Un obiettivo ambizioso
L’obiettivo di Forum AI è addestrare dei sistemi in grado di valutare i modelli con un consenso del 90% rispetto alle visioni e alle opinioni di quegli umani. L’obiettivo è evitare che l’AI ripeta gli errori dei social media, dove l’ottimizzazione per il coinvolgimento ha portato a una disinformazione di massa. Inoltre, il progetto mira a fornire una guida chiara e attendibile per gli utenti che si affidino ai chatbot.
Brown non nasconde le criticità: “Le aziende tech parlano di rivoluzioni, ma gli utenti normali ricevono ancora risposte imprecise o fuorvianti”. La startup punta a costruire una tecnologia in grado di rendere più trasparenti le risposte generate, evitando di riprodurre errori o pregiudizi.
La sfida normativa
La sfida è anche normativa, perché le leggi attuali, come il Colorado AI Act o il NYC Local Law 144, richiedono verifiche di conformità per i pregiudizi, ma più della metà dei sistemi controllati presenta violazioni non rilevate. Secondo uno studio dell’Università di Yale, i chatbot possono influenzare le opinioni politiche degli utenti senza che questi se ne accorgano, a causa di pregiudizi latenti o di prompt non neutri.
Brown spera che siano le aziende a spingere per un’AI più trasparente: “In ambiti come credito, assunzioni o sanità, l’errore ha conseguenze legali”. La sua scommessa è che il mercato aziendale, attento ai rischi, possa essere il motore di un cambiamento che la Silicon Valley finora ha trascurato.

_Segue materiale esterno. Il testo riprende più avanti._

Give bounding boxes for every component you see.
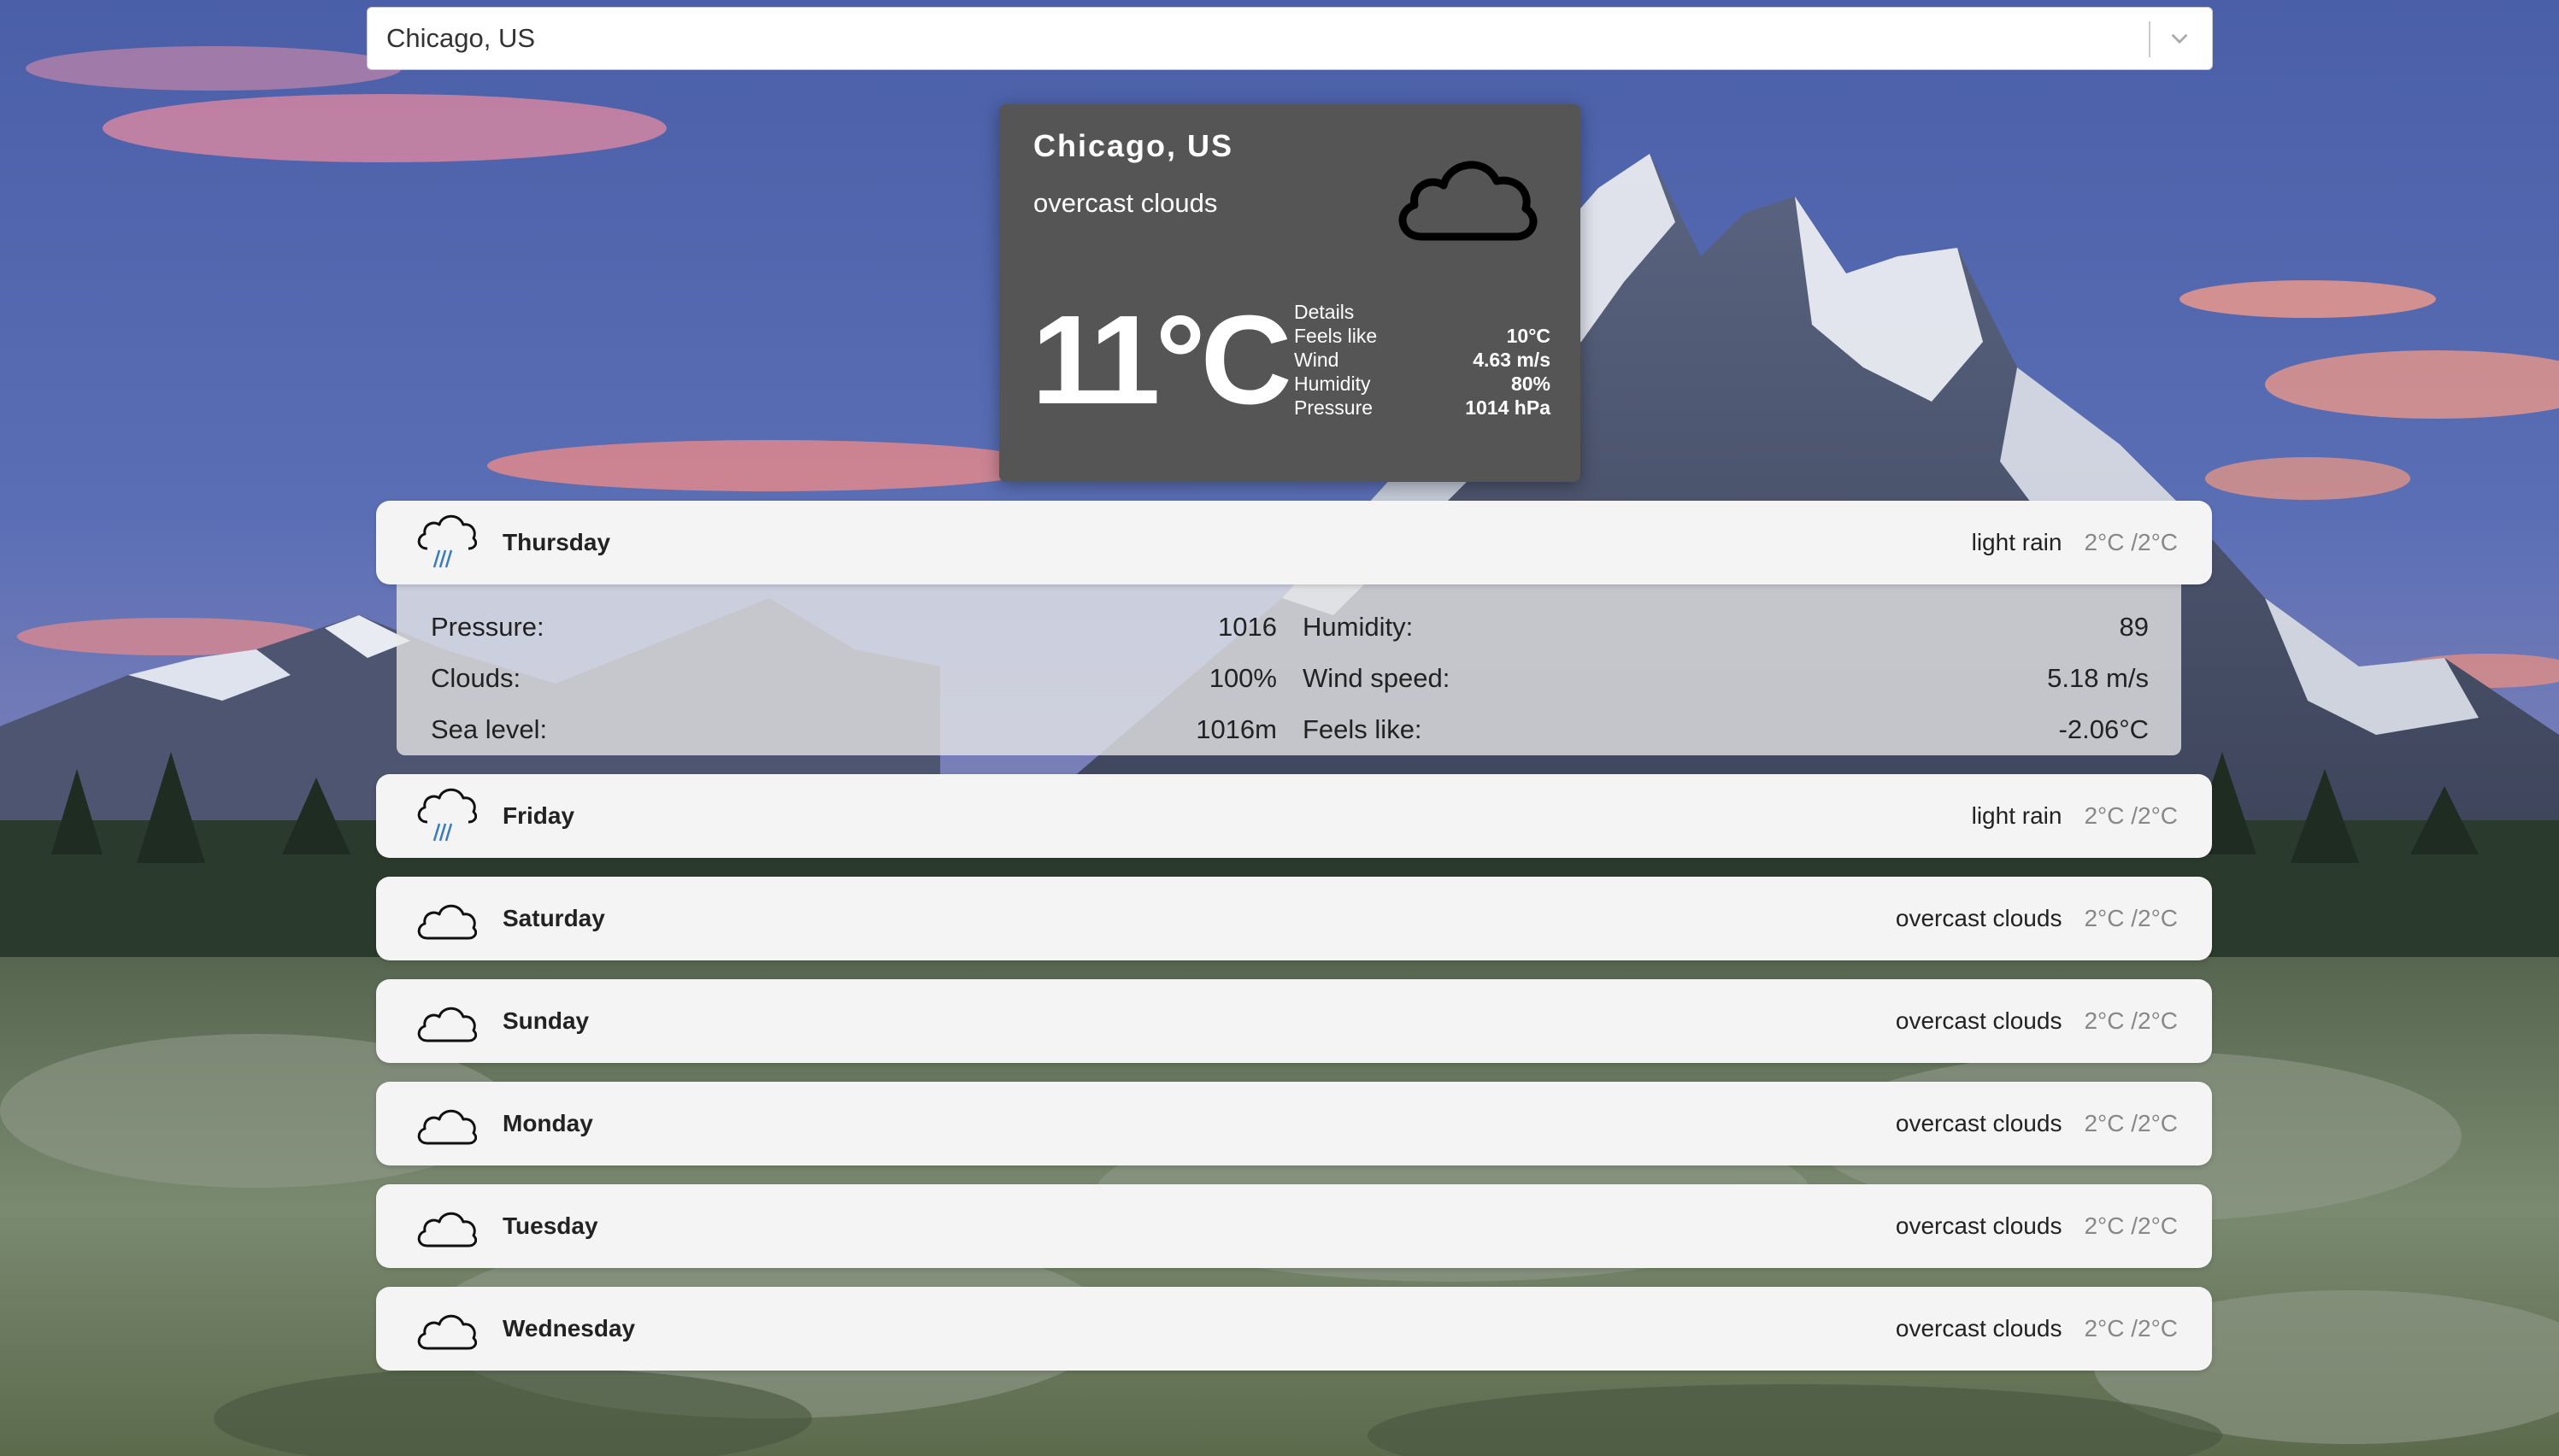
forecast-condition: overcast clouds (1895, 905, 2062, 931)
detail-label: Humidity: (1303, 612, 1414, 642)
rain-cloud-icon (417, 788, 477, 842)
rain-cloud-icon (417, 514, 477, 568)
forecast-day: Saturday (503, 905, 605, 931)
detail-value: 10°C (1506, 325, 1550, 347)
detail-value: 5.18 m/s (2047, 663, 2149, 693)
forecast-detail-pressure: Pressure: 1016 (431, 602, 1277, 653)
cloud-icon (417, 1212, 477, 1248)
detail-label: Humidity (1294, 373, 1371, 395)
forecast-summary: overcast clouds 2°C /2°C (1896, 979, 2178, 1063)
forecast-temp-range: 2°C /2°C (2084, 1007, 2178, 1034)
detail-label: Wind speed: (1303, 663, 1450, 693)
forecast-temp-range: 2°C /2°C (2084, 905, 2178, 931)
details-title: Details (1294, 301, 1355, 323)
cloud-icon (417, 1314, 477, 1350)
current-temperature: 11°C (1032, 290, 1292, 431)
forecast-day: Thursday (503, 529, 611, 555)
detail-label: Wind (1294, 349, 1339, 371)
forecast-day: Monday (503, 1110, 593, 1136)
cloud-icon (417, 1109, 477, 1145)
current-weather-card: Chicago, US overcast clouds 11°C Details… (999, 104, 1580, 482)
current-city: Chicago, US (1033, 128, 1234, 163)
forecast-condition: light rain (1971, 802, 2062, 829)
current-description: overcast clouds (1033, 188, 1218, 218)
forecast-condition: overcast clouds (1895, 1315, 2062, 1342)
forecast-temp-range: 2°C /2°C (2084, 1110, 2178, 1136)
forecast-day: Wednesday (503, 1315, 636, 1342)
forecast-summary: overcast clouds 2°C /2°C (1896, 1287, 2178, 1371)
detail-label: Pressure (1294, 396, 1374, 419)
forecast-row-friday[interactable]: Friday light rain 2°C /2°C (376, 774, 2212, 858)
forecast-summary: overcast clouds 2°C /2°C (1896, 1082, 2178, 1165)
forecast-detail-clouds: Clouds: 100% (431, 653, 1277, 704)
forecast-temp-range: 2°C /2°C (2084, 1212, 2178, 1239)
forecast-row-wednesday[interactable]: Wednesday overcast clouds 2°C /2°C (376, 1287, 2212, 1371)
select-separator (2149, 21, 2150, 57)
detail-value: 100% (1209, 663, 1277, 693)
city-search-select[interactable]: Chicago, US (367, 7, 2213, 70)
forecast-summary: light rain 2°C /2°C (1972, 774, 2178, 858)
forecast-summary: overcast clouds 2°C /2°C (1896, 1184, 2178, 1268)
detail-label: Feels like (1294, 325, 1378, 347)
forecast-row-tuesday[interactable]: Tuesday overcast clouds 2°C /2°C (376, 1184, 2212, 1268)
forecast-row-sunday[interactable]: Sunday overcast clouds 2°C /2°C (376, 979, 2212, 1063)
forecast-condition: light rain (1971, 529, 2062, 555)
forecast-row-saturday[interactable]: Saturday overcast clouds 2°C /2°C (376, 877, 2212, 960)
forecast-detail-feels-like: Feels like: -2.06°C (1303, 704, 2149, 755)
detail-value: 1016 (1218, 612, 1277, 642)
forecast-temp-range: 2°C /2°C (2084, 802, 2178, 829)
forecast-detail-wind-speed: Wind speed: 5.18 m/s (1303, 653, 2149, 704)
forecast-summary: light rain 2°C /2°C (1972, 501, 2178, 584)
current-details: Details Feels like 10°C Wind 4.63 m/s Hu… (1294, 300, 1550, 420)
forecast-temp-range: 2°C /2°C (2084, 529, 2178, 555)
detail-feels-like: Feels like 10°C (1294, 324, 1550, 348)
forecast-row-monday[interactable]: Monday overcast clouds 2°C /2°C (376, 1082, 2212, 1165)
forecast-temp-range: 2°C /2°C (2084, 1315, 2178, 1342)
forecast-detail-humidity: Humidity: 89 (1303, 602, 2149, 653)
forecast-condition: overcast clouds (1895, 1007, 2062, 1034)
forecast-detail-sea-level: Sea level: 1016m (431, 704, 1277, 755)
detail-label: Clouds: (431, 663, 521, 693)
detail-label: Sea level: (431, 714, 548, 744)
detail-pressure: Pressure 1014 hPa (1294, 396, 1550, 420)
detail-humidity: Humidity 80% (1294, 372, 1550, 396)
detail-wind: Wind 4.63 m/s (1294, 348, 1550, 372)
forecast-summary: overcast clouds 2°C /2°C (1896, 877, 2178, 960)
detail-value: 1016m (1196, 714, 1277, 744)
cloud-icon (417, 1007, 477, 1042)
chevron-down-icon[interactable] (2168, 26, 2191, 50)
detail-value: 89 (2119, 612, 2149, 642)
forecast-day: Tuesday (503, 1212, 598, 1239)
detail-value: -2.06°C (2058, 714, 2149, 744)
detail-label: Feels like: (1303, 714, 1422, 744)
forecast-row-thursday[interactable]: Thursday light rain 2°C /2°C (376, 501, 2212, 584)
detail-value: 1014 hPa (1465, 396, 1550, 419)
detail-label: Pressure: (431, 612, 544, 642)
forecast-details-panel: Pressure: 1016 Humidity: 89 Clouds: 100%… (397, 584, 2181, 755)
cloud-icon (1398, 161, 1538, 241)
cloud-icon (417, 904, 477, 940)
forecast-condition: overcast clouds (1895, 1110, 2062, 1136)
city-search-value: Chicago, US (386, 23, 536, 53)
forecast-day: Friday (503, 802, 575, 829)
forecast-day: Sunday (503, 1007, 590, 1034)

Un modello basato su consenso
Forum AI punta ad ottenere un consenso di livello internazionale per addestrare i propri modelli di valutazione. L’idea è di utilizzare opinioni e giudizi di esperti da tutto il mondo per fornire un feedback costruttivo ai chatbot, permettendo loro di migliorare le risposte in modo continuo.
- Creare un sistema di valutazione in grado di individuare gli errori comuni dei chatbot
- Adottare un approccio collaborativo per ridurre i pregiudizi politici e culturali
- Implementare standard trasparenti per la valutazione dell’informazione generata
- Migliorare la fiducia degli utenti attraverso una maggiore obiettività nella risposta
La tecnologia messa in atto da Forum AI potrebbe rappresentare un passo fondamentale verso un’AI più equilibrata e meno influenzabile, capace di fornire informazioni utili e attendibili. Il progetto non è solo una sfida tecnologica, ma sociale e politica, con implicazioni profonde per il futuro della diffusione dell’informazione.